On the sides of the OmniBook, there are a total of four ports: two USB-C PD ports on the left (one 40Gbps and one 10Gbps, each capable of sending DisplayPort 1.4a output to a monitor), and on the right, a single USB-A (10Gbps) port alongside a 3.5mm headphone/mic combo jack. The chiclet-style keyboard feels nice to type on for long hours at a time, and it has a Copilot button that I bet you’ll use as little as I do. My only real complaint with the keyboard is the tall left and right arrow keys. I wish they were the same height as the down arrow, as it makes it a lot easier to find the keys without looking.
Windows support on Arm is already in a much better place than it was a few years ago now that the Snapdragon x is here and the first batch of Copilot Plus PCs are out in the wild. But if an app you absolutely need isn’t supported, the OmniBook (or any Arm PC) isn’t a good choice. Programs like Adobe Premiere Pro and Illustrator are still either absent or limited to emulation for now. For me, the lack of Adobe Lightroom Classic is a deal breaker. I hate editing photos in Lightroom CC, with its completely reorganized layout and shortcuts. App support should continue to improve, but you should never buy something now based on what it offers. can do in the future.
The OmniBook’s ai features are mostly boring and inconsequential, especially since Windows Recall remains behind schedule. These consist of the “ai Experiences” included with Copilot Plus PCs, plus HP’s ai Companion app. It’s basically bloatware — just another ChatGPT wrapper along with some hardware performance monitoring. (You can also download drivers. How innovative!) The current beta limits you to eight follow-up messages for each query, which I’m betting is to reduce the chances of hallucinations.
You can also send documents to ai Companion, which will attempt to summarize them. At an initial briefing with HP, a representative demonstrated how a hiring manager can upload three resumes and ask the ai to compare the candidates. I can't stress this enough: this is something You shouldn't do it.
A good display, touchpad, and speakers are staples of a modern laptop. Compared to competitors like the new Surface Laptop and Surface Pro 11 with high-refresh-rate displays and touchpads, the OmniBook x is mediocre, with the exception of its excellent battery life.
But the reason the OmniBook is a bit boring is because it’s a business laptop in disguise.
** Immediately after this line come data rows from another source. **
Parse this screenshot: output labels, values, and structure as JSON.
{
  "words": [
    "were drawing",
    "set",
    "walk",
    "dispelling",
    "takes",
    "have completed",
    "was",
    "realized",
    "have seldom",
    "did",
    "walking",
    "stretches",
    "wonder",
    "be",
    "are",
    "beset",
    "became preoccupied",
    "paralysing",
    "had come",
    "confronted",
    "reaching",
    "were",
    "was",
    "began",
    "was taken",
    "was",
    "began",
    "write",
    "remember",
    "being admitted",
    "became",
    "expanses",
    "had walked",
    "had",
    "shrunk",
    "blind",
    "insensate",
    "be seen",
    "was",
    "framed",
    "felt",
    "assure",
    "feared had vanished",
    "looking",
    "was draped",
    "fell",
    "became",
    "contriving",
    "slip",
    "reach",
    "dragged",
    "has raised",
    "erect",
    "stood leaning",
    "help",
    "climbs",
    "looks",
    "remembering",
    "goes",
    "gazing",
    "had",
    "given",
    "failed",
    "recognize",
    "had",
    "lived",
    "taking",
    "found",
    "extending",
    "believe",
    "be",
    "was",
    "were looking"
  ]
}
Aside from the color options, Wi-Fi card, and Bluetooth radio, it’s nearly identical to the EliteBook Ultra, which is the kind of “BoringBook” that corporate IT departments are churning out. The corporate world isn’t interested in giving you a bright, smooth OLED display or booming bass; it just wants you to feed the beast and get its job done with tools that are adequate and not too expensive.
If you really love battery life, then maybe the OmniBook is fine. But there’s no reason to pay a thousand dollars of your own money for this screen, those speakers, or that trackpad. You might be able to use the OmniBook x for 15 hours straight, but for roughly the same price, you can get something like the Surface Laptop, with a much better trackpad, screen, and speakers — even if you have to plug it in a little sooner.